Out-Law Analysis | 11 Jun 2015 | 9:52 am | 3 min. read
The organisation has lost trust amidst allegations that some senior officials have been involved in corrupt activities. With the promise of further bad news to come as investigations by US and Swiss authorities deepen, FIFA faces a fight to survive.
FIFA must expose all wrongdoing so that it can reform, and a public inquiry-style review by an external independent body is the best way to achieve this.
FIFA would not be the first major sports body to conduct such a review. In 2002, the the International Olympic Committee (IOC) undertook an investigation into corruption surrounding the winter Olympics. That review helped to deliver change and restore some credibility to the IOC.
While an inquiry into FIFA would dwarf the IOC's inquiry, it would also provide a level of closure to long-standing controversial issues such as the selection of host nations for major tournaments. If an external, public investigation proves no wrongdoing took place, then there will be greater acceptance that the game is not corrupt at a fundamental level. Conversely, if wrongdoing is proven it can expose the governance failings that allowed a culture of corruption to develop, and ensure the errors of the past are not repeated.
To be credible, and to achieve the aim of identifying the steps necessary to deliver meaningful changes in corporate governance, the investigating committee would require the power to investigate, publish findings and make recommendations for reform up to and including a review of the structure and governance of football worldwide.
To build trust in the committee's work FIFA could decide that it should have a quorum of three retired independent judges from nations such as the UK, US and France who have no links to either FIFA or any other football association or confederation. Terms of reference to the inquiry are something that could be agreed between FIFA's interim leadership and former judicial members who have been appointed to lead it.
Open and full participation and cooperation with the inquiry by FIFA officials and members will also be necessary. As it remains the overall governing body for football across the globe, FIFA can place an obligation on all participants in worldwide football to co-operate in providing witness statements and/or documents.
Thought would have to be given to the doctrine of privilege against self-incrimination. Individuals under investigation will be mindful that any documentation and/or information they provide to an inquiry could be used against them in criminal proceedings and could cause them to offer only limited assistance.

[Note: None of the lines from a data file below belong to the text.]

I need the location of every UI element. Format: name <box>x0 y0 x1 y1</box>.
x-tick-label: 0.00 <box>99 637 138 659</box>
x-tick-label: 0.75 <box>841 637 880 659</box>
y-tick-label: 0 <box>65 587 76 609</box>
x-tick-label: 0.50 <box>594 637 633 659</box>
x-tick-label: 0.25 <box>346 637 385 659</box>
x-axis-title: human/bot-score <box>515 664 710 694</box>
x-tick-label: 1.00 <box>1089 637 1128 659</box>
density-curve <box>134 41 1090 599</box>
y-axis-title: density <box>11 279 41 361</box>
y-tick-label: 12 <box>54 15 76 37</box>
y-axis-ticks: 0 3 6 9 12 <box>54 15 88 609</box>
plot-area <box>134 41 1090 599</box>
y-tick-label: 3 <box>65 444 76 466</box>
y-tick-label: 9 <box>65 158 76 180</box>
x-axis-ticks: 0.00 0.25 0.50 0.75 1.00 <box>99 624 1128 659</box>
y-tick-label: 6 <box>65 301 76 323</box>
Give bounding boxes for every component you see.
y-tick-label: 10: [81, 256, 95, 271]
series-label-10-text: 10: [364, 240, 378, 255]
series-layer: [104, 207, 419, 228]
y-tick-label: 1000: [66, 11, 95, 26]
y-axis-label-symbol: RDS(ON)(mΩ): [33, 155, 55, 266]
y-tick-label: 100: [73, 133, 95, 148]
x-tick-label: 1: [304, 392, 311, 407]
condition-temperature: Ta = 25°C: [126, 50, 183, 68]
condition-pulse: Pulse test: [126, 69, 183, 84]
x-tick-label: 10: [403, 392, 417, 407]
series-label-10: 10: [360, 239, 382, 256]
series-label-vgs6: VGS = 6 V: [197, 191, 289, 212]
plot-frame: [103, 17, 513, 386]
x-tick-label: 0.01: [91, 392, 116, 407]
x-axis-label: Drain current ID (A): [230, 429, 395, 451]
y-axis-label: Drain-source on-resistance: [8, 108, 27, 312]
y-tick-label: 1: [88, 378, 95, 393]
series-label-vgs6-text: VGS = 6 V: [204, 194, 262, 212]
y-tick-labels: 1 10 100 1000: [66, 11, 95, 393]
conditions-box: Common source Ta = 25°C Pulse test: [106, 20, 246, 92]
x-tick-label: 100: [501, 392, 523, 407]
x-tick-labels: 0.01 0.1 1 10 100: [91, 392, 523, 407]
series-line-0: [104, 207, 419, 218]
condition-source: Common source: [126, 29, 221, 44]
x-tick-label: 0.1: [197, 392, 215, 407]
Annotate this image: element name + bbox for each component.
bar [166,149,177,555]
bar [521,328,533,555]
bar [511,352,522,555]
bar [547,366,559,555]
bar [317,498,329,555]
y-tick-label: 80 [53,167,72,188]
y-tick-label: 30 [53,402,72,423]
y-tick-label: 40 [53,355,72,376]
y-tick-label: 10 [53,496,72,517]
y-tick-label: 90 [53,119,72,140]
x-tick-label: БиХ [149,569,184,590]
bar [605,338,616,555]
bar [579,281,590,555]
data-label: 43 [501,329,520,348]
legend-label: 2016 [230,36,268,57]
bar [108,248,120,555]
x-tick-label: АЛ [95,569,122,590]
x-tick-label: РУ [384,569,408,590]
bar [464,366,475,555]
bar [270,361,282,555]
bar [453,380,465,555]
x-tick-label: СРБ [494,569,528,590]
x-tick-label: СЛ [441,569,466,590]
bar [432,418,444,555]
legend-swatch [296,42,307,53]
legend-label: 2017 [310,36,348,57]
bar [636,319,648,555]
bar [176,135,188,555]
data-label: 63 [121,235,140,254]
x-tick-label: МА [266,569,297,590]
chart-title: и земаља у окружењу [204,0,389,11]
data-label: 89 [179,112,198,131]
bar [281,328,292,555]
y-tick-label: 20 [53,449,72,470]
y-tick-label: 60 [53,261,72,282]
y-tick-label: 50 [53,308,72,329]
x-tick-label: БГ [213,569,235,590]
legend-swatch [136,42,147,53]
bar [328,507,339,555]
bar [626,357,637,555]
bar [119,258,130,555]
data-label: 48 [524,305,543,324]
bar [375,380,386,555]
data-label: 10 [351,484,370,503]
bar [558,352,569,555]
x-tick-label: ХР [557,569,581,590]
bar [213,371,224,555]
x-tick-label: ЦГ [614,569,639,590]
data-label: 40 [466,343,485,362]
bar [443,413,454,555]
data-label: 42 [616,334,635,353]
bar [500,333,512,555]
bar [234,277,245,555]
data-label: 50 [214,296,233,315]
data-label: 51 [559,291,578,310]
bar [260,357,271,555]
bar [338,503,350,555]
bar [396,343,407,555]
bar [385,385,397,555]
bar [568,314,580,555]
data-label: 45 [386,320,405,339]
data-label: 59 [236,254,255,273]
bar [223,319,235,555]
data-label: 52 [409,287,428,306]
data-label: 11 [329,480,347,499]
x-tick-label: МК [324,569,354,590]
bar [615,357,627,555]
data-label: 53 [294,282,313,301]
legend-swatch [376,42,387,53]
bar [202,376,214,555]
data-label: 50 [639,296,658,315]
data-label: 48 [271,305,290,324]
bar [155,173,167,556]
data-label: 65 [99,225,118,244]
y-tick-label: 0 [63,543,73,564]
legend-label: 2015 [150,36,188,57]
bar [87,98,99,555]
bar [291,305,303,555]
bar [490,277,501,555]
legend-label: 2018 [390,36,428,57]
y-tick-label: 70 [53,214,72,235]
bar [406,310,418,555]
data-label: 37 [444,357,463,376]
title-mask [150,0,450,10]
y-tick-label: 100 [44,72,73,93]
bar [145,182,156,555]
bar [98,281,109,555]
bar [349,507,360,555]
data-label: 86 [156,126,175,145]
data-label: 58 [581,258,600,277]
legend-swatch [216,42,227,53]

To overcome this problem, FIFA could explore adopting a similar approach to the one used for evidence given in the Baha Mousa public inquiry, which looked at the circumstances surrounding the death of an Iraqi civilian when in the custody of British soldiers. No evidence given by an individual during the course of that inquiry could be used against him in any criminal proceedings. However, FIFA might find it difficult to convince law enforcement agencies across the world to agree to a similar undertaking.
An inquiry of this nature would far exceed the scope and transparency of the review carried out by former FIFA investigator Michael Garcia into the awarding of the 2018 and 2022 FIFA World Cups to Russia and Qatar respectively. FIFA has never published the full Garcia report and Garcia quit his post after complaining that the summary of his report FIFA issued was not an accurate reflection of his findings.
A major public inquiry-style review would be expensive and time consuming. The Garcia inquiry alone lasted for 18 months and cost an estimated £6 million. However, to restore faith in football governance, the costs to FIFA of such a review would be worth bearing.
FIFA can survive its current crisis. It is a formidable organisation and has a body of support among football governing bodies in emerging nations. However, major football nations and sponsors have indicated that they are willing to abandon their association with FIFA unless the organisation subjects itself to real reform.
A legitimate, transparent global football organisation which delivers spectacular World Cups and significant social benefits around the world is in the interest of everyone who loves the sport. Whether FIFA remains the body delivering those projects will depend on the decisions it takes in the coming weeks.
Julian Diaz-Rainey of Pinsent Masons, the law firm behind Out-Law.com, is an expert in resolving high-profile commercial and regulatory sports disputes. He was also a member of the Shipman public inquiry team, represented a number of soldiers in the Baha Mousa inquiry and has been involved in the Al-Sweady inquiry.